M. [V] excipe encore de ce qu'à l'occasion de l'initiative prise le 12 septembre 2008 par M. [M] de lancer une première ébauche d'un catalogue 'OEM, Spécial & Gros DN cuivre', il y aurait eu empiétement sur ses fonctions de marketing opérationnel.

Les parties étant opposées sur le point de savoir si ledit projet n'a concerné que l'activité O.E.M. (Original Equipment Manufacture correspondant à des produits fabriqués sur commandes spécifiques en vue de leur intégration au sein d'équipements plus complets) échappant au marketing opérationnel ou au contraire a concerné l'activité 'gros diamètre', M. [V] a rappelé que dans son rapport d'activité pour les mois de juillet/août 2008, le même M. [M] avait fait état, pour les 'gros diamètre et spéciaux', de la 'création à court terme (2 mois prochain) d'une nouvelle brochure commerciale pour pousser ce business'.
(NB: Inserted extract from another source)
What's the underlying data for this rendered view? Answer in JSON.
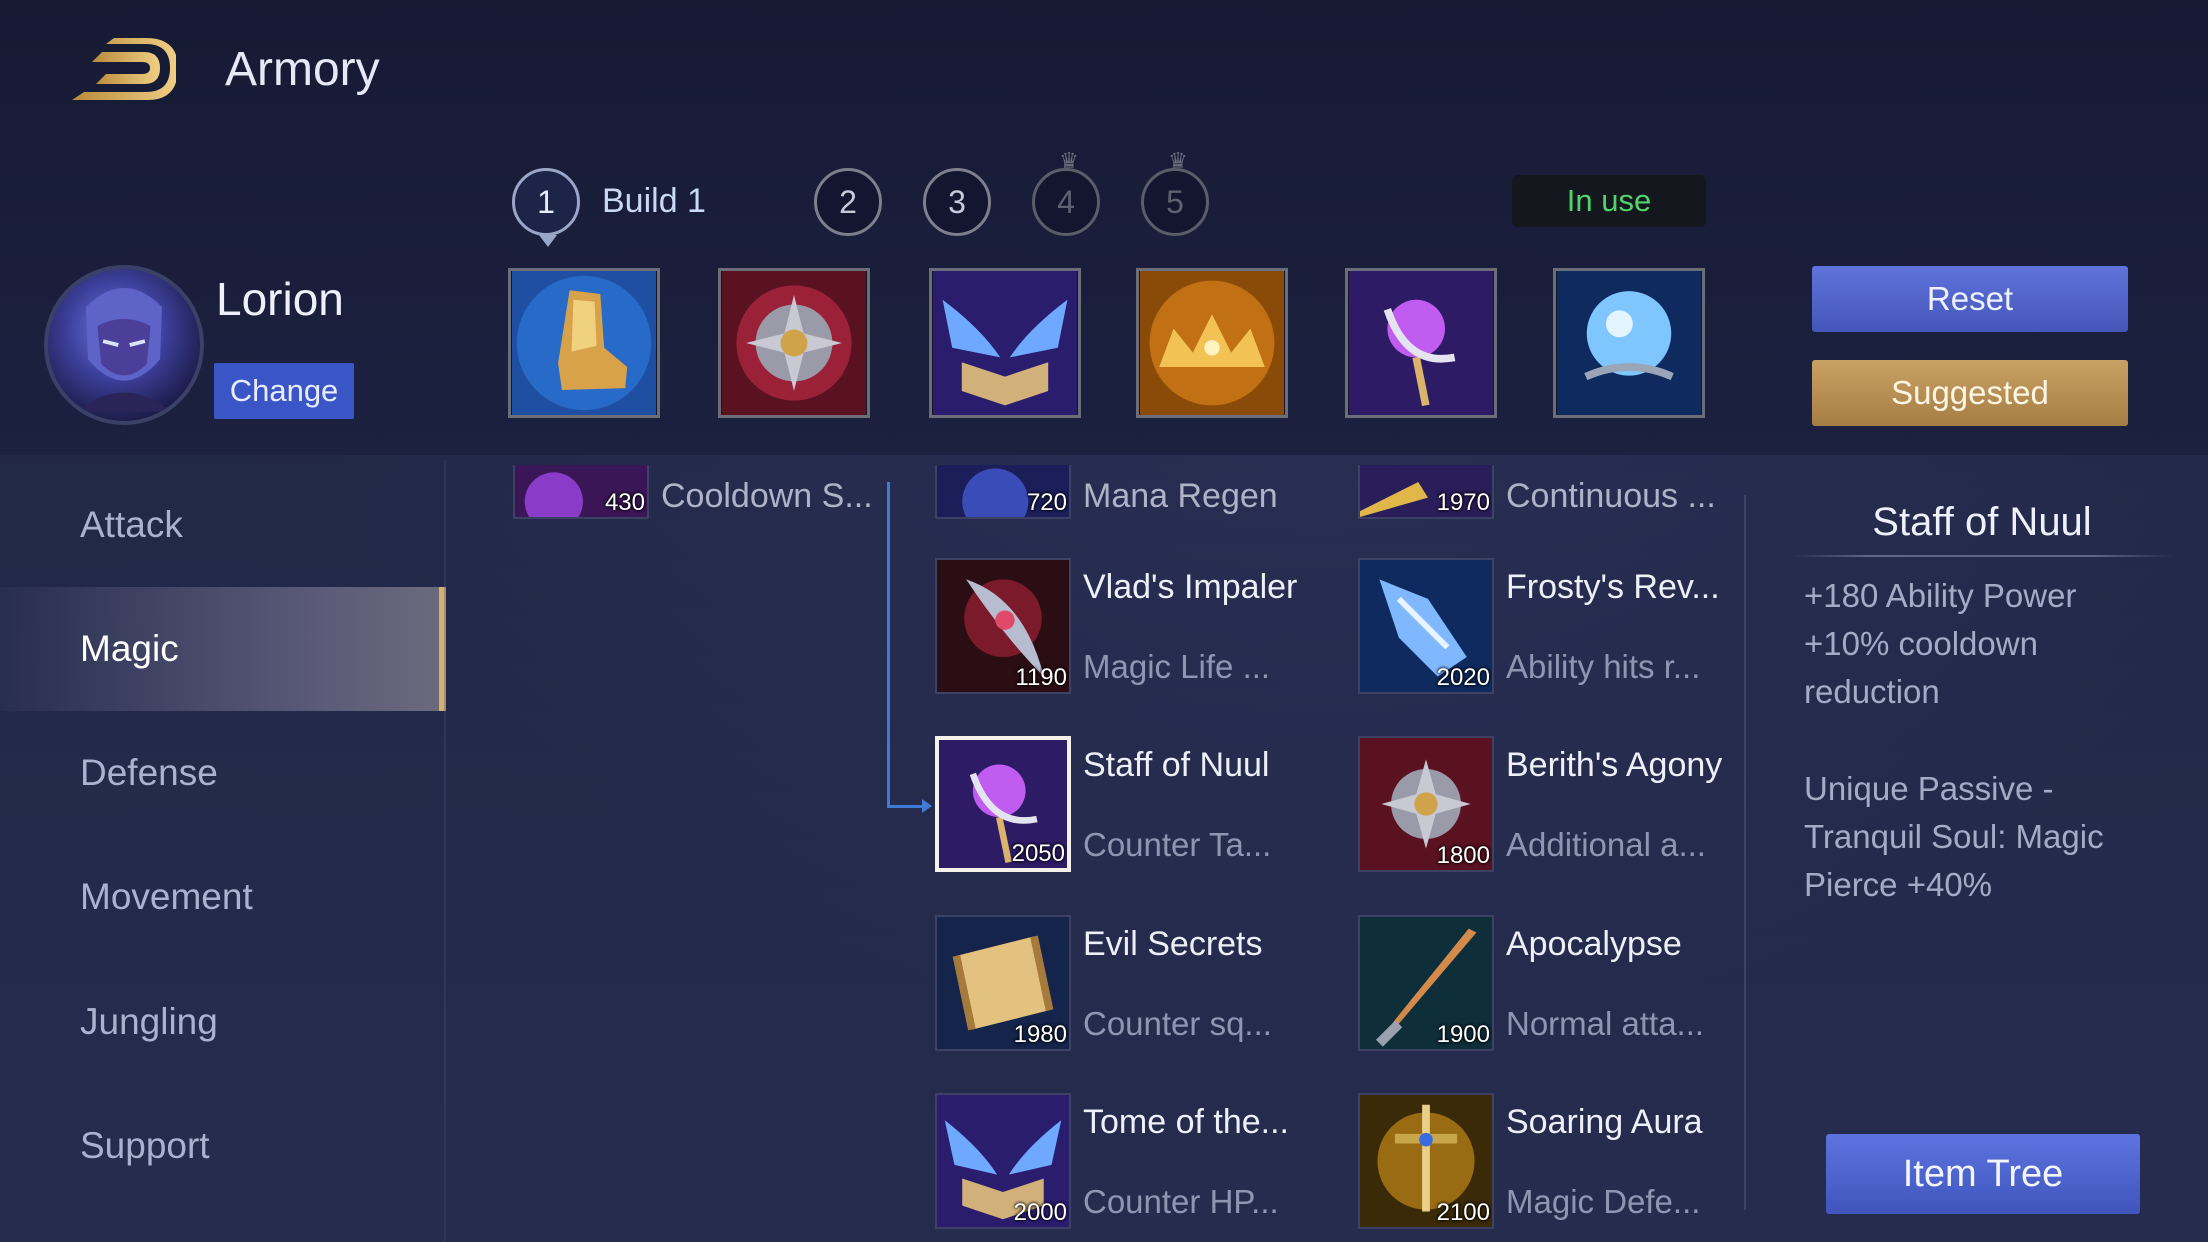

La SA COMAP ne fournissant aucun élément permettant de vérifier que l'initiative ainsi prise aurait été cantonnée à la réalisation d'une ébauche de catalogue cantonné aux seuls OEM la matérialité de l'empiétement ainsi dénoncé est du même coup bien établie.
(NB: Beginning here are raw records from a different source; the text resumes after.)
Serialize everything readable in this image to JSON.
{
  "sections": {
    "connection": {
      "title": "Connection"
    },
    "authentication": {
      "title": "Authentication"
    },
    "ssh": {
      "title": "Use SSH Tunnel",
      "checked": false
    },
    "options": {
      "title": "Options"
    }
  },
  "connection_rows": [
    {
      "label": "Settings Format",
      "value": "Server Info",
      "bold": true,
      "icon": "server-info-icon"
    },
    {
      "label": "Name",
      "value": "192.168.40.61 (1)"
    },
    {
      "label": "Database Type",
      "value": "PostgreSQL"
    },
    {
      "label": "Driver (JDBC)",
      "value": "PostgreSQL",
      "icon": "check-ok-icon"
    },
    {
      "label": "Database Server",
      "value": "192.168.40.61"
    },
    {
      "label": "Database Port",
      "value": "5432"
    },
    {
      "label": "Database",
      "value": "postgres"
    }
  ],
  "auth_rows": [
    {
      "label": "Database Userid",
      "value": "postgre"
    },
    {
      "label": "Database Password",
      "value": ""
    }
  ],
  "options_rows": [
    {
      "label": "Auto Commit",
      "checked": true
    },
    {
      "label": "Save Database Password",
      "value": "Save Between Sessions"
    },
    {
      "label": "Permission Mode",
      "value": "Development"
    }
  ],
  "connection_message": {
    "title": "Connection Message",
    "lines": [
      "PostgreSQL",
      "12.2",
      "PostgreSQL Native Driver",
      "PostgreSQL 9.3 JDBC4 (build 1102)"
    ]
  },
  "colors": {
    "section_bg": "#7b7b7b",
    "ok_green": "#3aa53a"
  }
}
M. [V] reproche encore à son employeur, alors même qu'il se trouvait toujours en arrêt de travail, de lui avoir coupé à compter du 24 décembre 2008 sa ligne téléphonique de même que son accès à Internet, tous faits non contestés dans leur matérialité.
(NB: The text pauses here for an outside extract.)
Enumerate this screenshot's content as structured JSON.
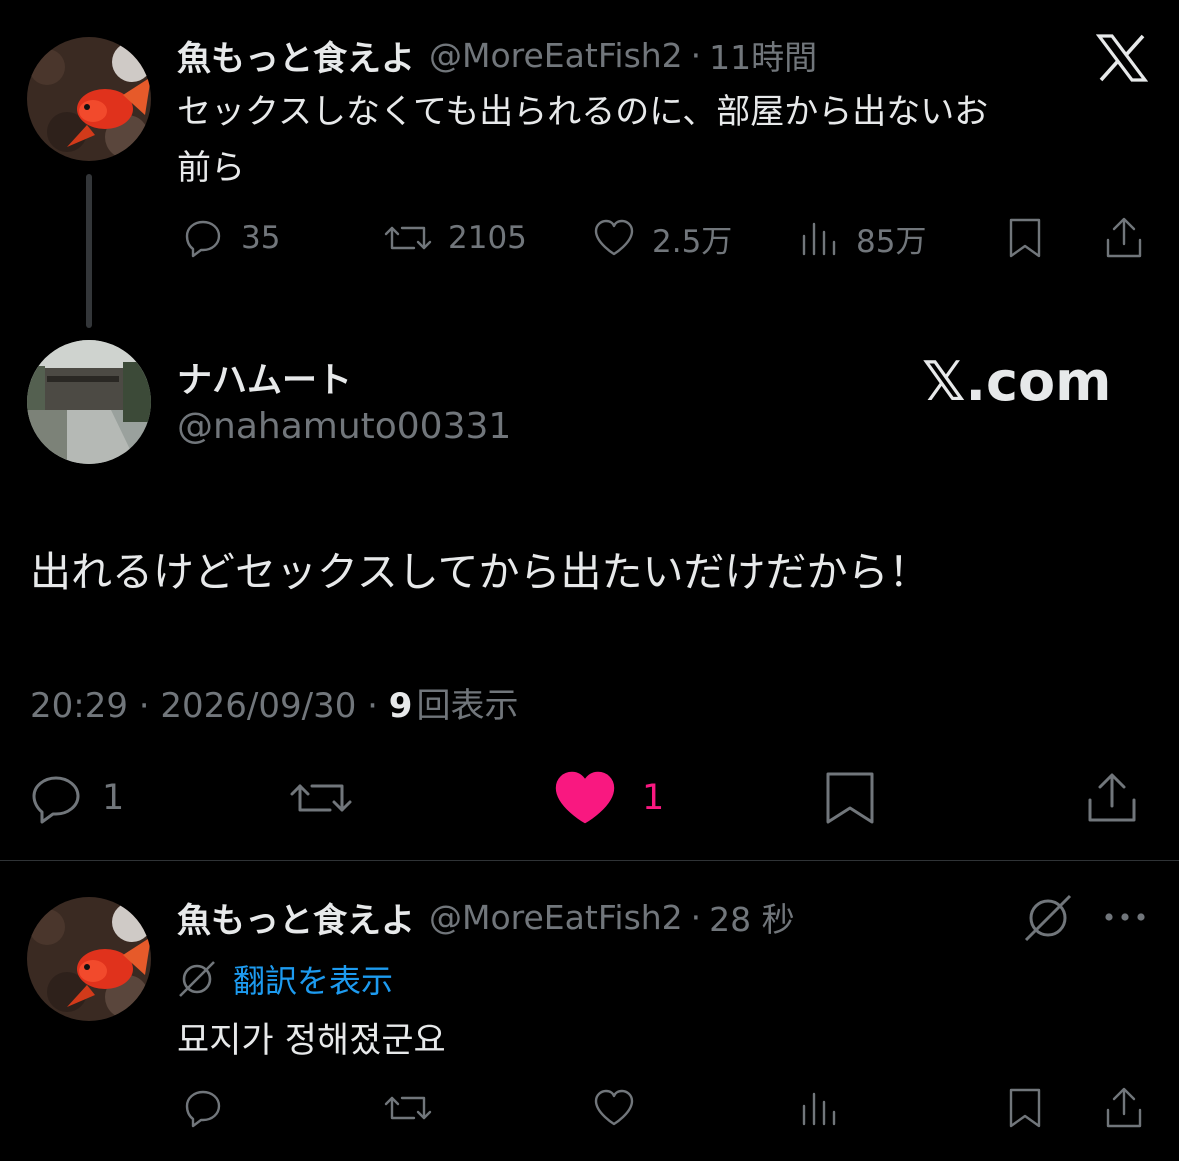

Dans un courrier daté du 15 décembre 2008 adressé à M. [X], M [V] dont il sera rappelé la double qualité de salarié et de mandataire social, a dénoncé le fait que bien que déposant de tout le matériel informatique, il n'avait été destinataire d'aucun e-mail de sa part, d'aucun compte rendu de réunion du COMEX. et précisé à cette occasion être 'atterré par la mauvaise foi de son interlocuteur et les efforts déployés par lui pour le déstabiliser' (cote 56).

Le 17 décembre 2008, M. [X] lui a de son côté fait connaître que 'depuis (son) absence (celui-ci) av(ait) fait preuve d'un déni total de (ses) responsabilités de cadre supérieur en s'abstenant de tout suivi ou de tout contact avec un membre quelconque du COMEX et de l'entreprise (bien qu'encore) doté de tous les outils, bureautiques mis à sa disposition par l'entreprise pour communiquer à distance'.

Avisé par courrier du 24 décembre 2008 de ce qu'à raison de son absence prolongée et pour assurer la continuité du service, il avait été procédé à l''installation sur sa messagerie professionnelle d'une réponse automatique d'absence invitant les correspondants à rediriger leurs messages vers d'autres boîtes e-mails, que parallèlement, afin que cette messagerie e-mail ne soit pas utilisée sous son nom en son absence, celle-ci sera désactivée en émission, que pour les mêmes raisons et afin que les appels téléphoniques ne soient pas perdus, le numéro professionnel de portable à lui attribué est provisoirement suspendu', M. [V] a répondu le15 janvier 2009 que pour lui il s'agissait d'une nouvelle tentative pour l'évincer de l'organisation de l'entreprise et le mettre à l'écart.

Alors même que la société COMAP ne justifie pas de ce qu'à raison de la carence qui lui est prêtée, M. [V] aurait, du fait de l'utilisation des outils bureautiques mis à sa disposition, mis en péril ses intérêts, il y a lieu de constater l'existence d'une corrélation entre la volonté exprimée par le salarié de défendre ses droits et l'initiative de l'employeur conduisant à considérer les faits litigieux comme laissant présumer l'existence d'un harcèlement moral.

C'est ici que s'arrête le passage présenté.